Other notable reformers like Ulrich Zwingli and John Calvin followed Luther’s lead.
But in the century that followed, it became clear that “Catholic Reform” was not possible, given that the Church of Rome would not divest itself of corruption and false doctrines related to purgatory, particular judgment, devotion to Mary, the intercession of the saints, sacramental rituals with no biblical basis, and papal authority.
As a result of the Protestant Reformation, which was cemented in 1648 with the Peace of Westphalia, the Roman Church declared that apostolic succession could not be claimed by the Protestant Church. Consequently, Pope asserts that the administration of the sacraments is not authentic or legitimate, and thus no church really exists outside the Roman Church.
The World Alliance of Reformed Churches issued rebuttals calling into question “whether we are indeed praying together for Christian unity,” and concluding the “exclusive claim that identifies the Roman Catholic Church as the one church of Jesus Christ....... goes against the spirit of our Christian calling toward oneness in Christ.”

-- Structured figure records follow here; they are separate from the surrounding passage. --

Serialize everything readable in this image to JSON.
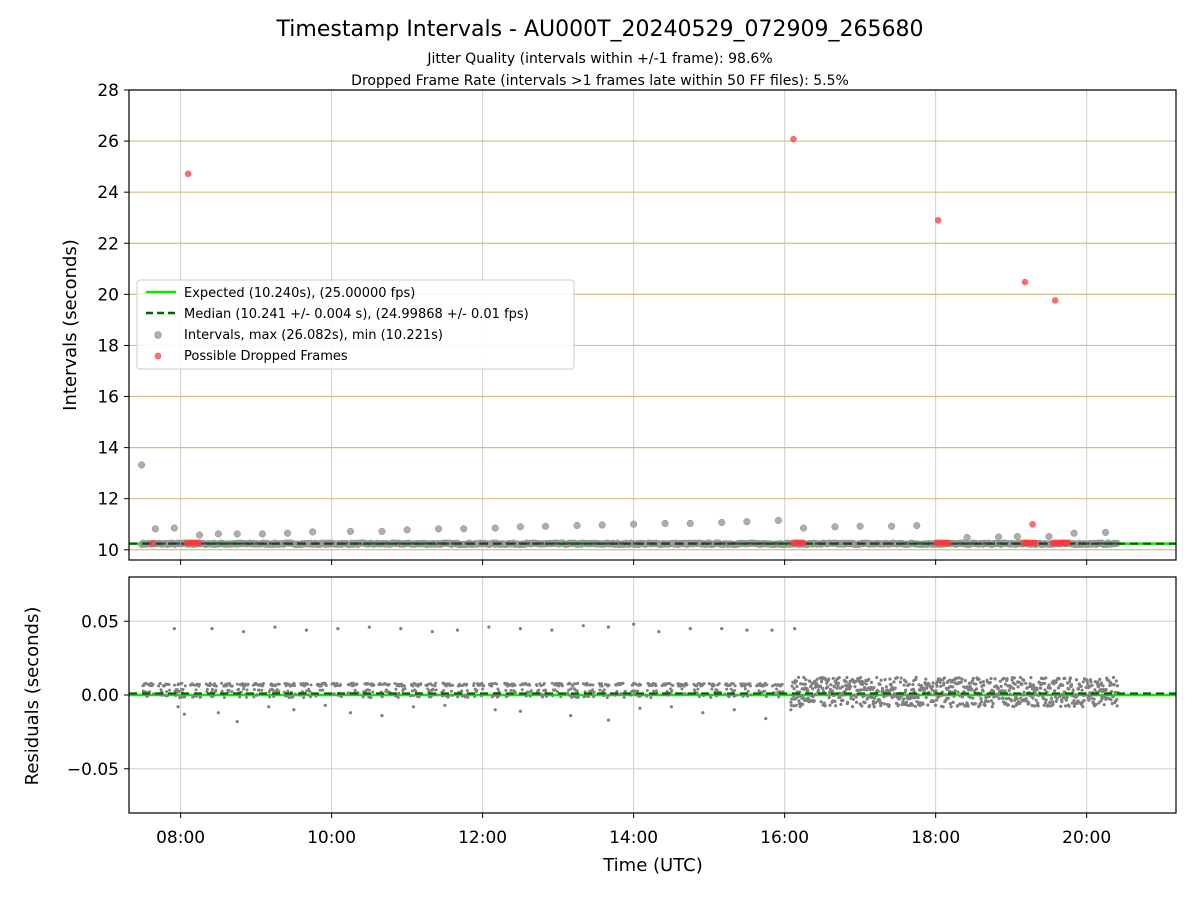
{
  "figure": {
    "title": "Timestamp Intervals - AU000T_20240529_072909_265680",
    "subtitle_1": "Jitter Quality (intervals within +/-1 frame): 98.6%",
    "subtitle_2": "Dropped Frame Rate (intervals >1 frames late within 50 FF files): 5.5%"
  },
  "colors": {
    "expected": "#00ee00",
    "median": "#006400",
    "intervals": "#a0a0a0",
    "dropped": "#ff3b3b",
    "residuals": "#808080",
    "tan_grid": "#d2bf85",
    "grid": "#cfcfcf"
  },
  "chart_data": [
    {
      "type": "scatter",
      "name": "intervals-panel",
      "xlabel": "",
      "ylabel": "Intervals (seconds)",
      "xlim": [
        "07:19",
        "21:11"
      ],
      "ylim": [
        9.6,
        28
      ],
      "x_ticks": [
        "08:00",
        "10:00",
        "12:00",
        "14:00",
        "16:00",
        "18:00",
        "20:00"
      ],
      "y_ticks": [
        10,
        12,
        14,
        16,
        18,
        20,
        22,
        24,
        26,
        28
      ],
      "grid": true,
      "legend_position": "center-left",
      "legend": [
        {
          "label": "Expected (10.240s), (25.00000 fps)",
          "marker": "solid-line"
        },
        {
          "label": "Median (10.241 +/- 0.004 s), (24.99868 +/- 0.01 fps)",
          "marker": "dashed-line"
        },
        {
          "label": "Intervals, max (26.082s), min (10.221s)",
          "marker": "gray-dot"
        },
        {
          "label": "Possible Dropped Frames",
          "marker": "red-dot"
        }
      ],
      "expected_interval": 10.24,
      "median_interval": 10.241,
      "series": [
        {
          "name": "Intervals",
          "points": [
            {
              "x": "07:29",
              "y": 13.32
            },
            {
              "x": "07:40",
              "y": 10.82
            },
            {
              "x": "07:55",
              "y": 10.85
            },
            {
              "x": "08:15",
              "y": 10.58
            },
            {
              "x": "08:30",
              "y": 10.62
            },
            {
              "x": "08:45",
              "y": 10.62
            },
            {
              "x": "09:05",
              "y": 10.62
            },
            {
              "x": "09:25",
              "y": 10.65
            },
            {
              "x": "09:45",
              "y": 10.7
            },
            {
              "x": "10:15",
              "y": 10.72
            },
            {
              "x": "10:40",
              "y": 10.72
            },
            {
              "x": "11:00",
              "y": 10.78
            },
            {
              "x": "11:25",
              "y": 10.82
            },
            {
              "x": "11:45",
              "y": 10.82
            },
            {
              "x": "12:10",
              "y": 10.85
            },
            {
              "x": "12:30",
              "y": 10.9
            },
            {
              "x": "12:50",
              "y": 10.92
            },
            {
              "x": "13:15",
              "y": 10.95
            },
            {
              "x": "13:35",
              "y": 10.97
            },
            {
              "x": "14:00",
              "y": 11.0
            },
            {
              "x": "14:25",
              "y": 11.03
            },
            {
              "x": "14:45",
              "y": 11.03
            },
            {
              "x": "15:10",
              "y": 11.07
            },
            {
              "x": "15:30",
              "y": 11.1
            },
            {
              "x": "15:55",
              "y": 11.15
            },
            {
              "x": "16:15",
              "y": 10.85
            },
            {
              "x": "16:40",
              "y": 10.9
            },
            {
              "x": "17:00",
              "y": 10.92
            },
            {
              "x": "17:25",
              "y": 10.92
            },
            {
              "x": "17:45",
              "y": 10.95
            },
            {
              "x": "18:25",
              "y": 10.48
            },
            {
              "x": "18:50",
              "y": 10.5
            },
            {
              "x": "19:05",
              "y": 10.52
            },
            {
              "x": "19:30",
              "y": 10.52
            },
            {
              "x": "19:50",
              "y": 10.65
            },
            {
              "x": "20:15",
              "y": 10.68
            }
          ]
        },
        {
          "name": "Possible Dropped Frames",
          "points": [
            {
              "x": "07:38",
              "y": 10.25
            },
            {
              "x": "08:06",
              "y": 24.72
            },
            {
              "x": "16:07",
              "y": 26.08
            },
            {
              "x": "18:02",
              "y": 22.9
            },
            {
              "x": "19:11",
              "y": 20.48
            },
            {
              "x": "19:17",
              "y": 11.0
            },
            {
              "x": "19:35",
              "y": 19.76
            }
          ],
          "clusters": [
            {
              "x_from": "08:05",
              "x_to": "08:15",
              "y": 10.27
            },
            {
              "x_from": "16:07",
              "x_to": "16:15",
              "y": 10.27
            },
            {
              "x_from": "18:01",
              "x_to": "18:11",
              "y": 10.27
            },
            {
              "x_from": "19:10",
              "x_to": "19:20",
              "y": 10.27
            },
            {
              "x_from": "19:33",
              "x_to": "19:45",
              "y": 10.27
            }
          ]
        }
      ]
    },
    {
      "type": "scatter",
      "name": "residuals-panel",
      "xlabel": "Time (UTC)",
      "ylabel": "Residuals (seconds)",
      "xlim": [
        "07:19",
        "21:11"
      ],
      "ylim": [
        -0.08,
        0.08
      ],
      "x_ticks": [
        "08:00",
        "10:00",
        "12:00",
        "14:00",
        "16:00",
        "18:00",
        "20:00"
      ],
      "y_ticks": [
        0.05,
        0.0,
        -0.05
      ],
      "y_tick_labels": [
        "0.05",
        "0.00",
        "−0.05"
      ],
      "grid": true,
      "series": [
        {
          "name": "Residuals",
          "spikes_high": [
            {
              "x": "07:55",
              "y": 0.045
            },
            {
              "x": "08:25",
              "y": 0.045
            },
            {
              "x": "08:50",
              "y": 0.043
            },
            {
              "x": "09:15",
              "y": 0.046
            },
            {
              "x": "09:40",
              "y": 0.044
            },
            {
              "x": "10:05",
              "y": 0.045
            },
            {
              "x": "10:30",
              "y": 0.046
            },
            {
              "x": "10:55",
              "y": 0.045
            },
            {
              "x": "11:20",
              "y": 0.043
            },
            {
              "x": "11:40",
              "y": 0.044
            },
            {
              "x": "12:05",
              "y": 0.046
            },
            {
              "x": "12:30",
              "y": 0.045
            },
            {
              "x": "12:55",
              "y": 0.044
            },
            {
              "x": "13:20",
              "y": 0.047
            },
            {
              "x": "13:40",
              "y": 0.046
            },
            {
              "x": "14:00",
              "y": 0.048
            },
            {
              "x": "14:20",
              "y": 0.043
            },
            {
              "x": "14:45",
              "y": 0.045
            },
            {
              "x": "15:10",
              "y": 0.045
            },
            {
              "x": "15:30",
              "y": 0.044
            },
            {
              "x": "15:50",
              "y": 0.044
            },
            {
              "x": "16:08",
              "y": 0.045
            }
          ],
          "spikes_low": [
            {
              "x": "07:58",
              "y": -0.008
            },
            {
              "x": "08:03",
              "y": -0.013
            },
            {
              "x": "08:30",
              "y": -0.012
            },
            {
              "x": "08:45",
              "y": -0.018
            },
            {
              "x": "09:10",
              "y": -0.008
            },
            {
              "x": "09:30",
              "y": -0.01
            },
            {
              "x": "09:55",
              "y": -0.007
            },
            {
              "x": "10:15",
              "y": -0.012
            },
            {
              "x": "10:40",
              "y": -0.014
            },
            {
              "x": "11:05",
              "y": -0.008
            },
            {
              "x": "11:30",
              "y": -0.007
            },
            {
              "x": "12:10",
              "y": -0.01
            },
            {
              "x": "12:30",
              "y": -0.011
            },
            {
              "x": "13:10",
              "y": -0.014
            },
            {
              "x": "13:40",
              "y": -0.017
            },
            {
              "x": "14:05",
              "y": -0.009
            },
            {
              "x": "14:30",
              "y": -0.008
            },
            {
              "x": "14:55",
              "y": -0.012
            },
            {
              "x": "15:20",
              "y": -0.01
            },
            {
              "x": "15:45",
              "y": -0.016
            },
            {
              "x": "16:05",
              "y": -0.01
            }
          ],
          "band_before_1600": {
            "x_from": "07:30",
            "x_to": "16:00",
            "y_range": [
              -0.002,
              0.009
            ]
          },
          "band_after_1600": {
            "x_from": "16:05",
            "x_to": "20:25",
            "y_range": [
              -0.008,
              0.012
            ]
          }
        },
        {
          "name": "Expected",
          "y": 0.0
        },
        {
          "name": "Median",
          "y": 0.001
        }
      ]
    }
  ]
}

In the current Protestant and Reformed theological vernacular, “catholic” with a lower-case ‘c” connotes oneness—the full Body of Christ” —all believers united as one church—as it was used in the early church. “Catholic” with a capital “C” refers to the institution of the Roman Church.
The question remains, “Is the Pope, first and foremost, a Catholic or a catholic?” A more essential question might be, Which would Jesus be?”
(Note: Mark Alexander is a fifth-generation Episcopalian, who broke with his beloved church in 1994, when it became clear that the Episcopal Church USA would not reform its heretical teachings . Today, ECUSA is considered heretical by most of the World Anglican Communion. Currently, Mr. Alexander is a “permanent visitor” with a Presbyterian Church in America congregation.)
Quote of the week
“[The Pope’s decree is] clearly part of an overall pattern, of a clear move.., toward muting the effects of Vatican II.”
--- —Georgetown University theologian Chester Gillis
“It would be completely sufficient if it were to be said that the reforming churches are ‘not churches in the sense required here’ or that they are ‘churches of another type’ but none of these bridges is used [in the decree].”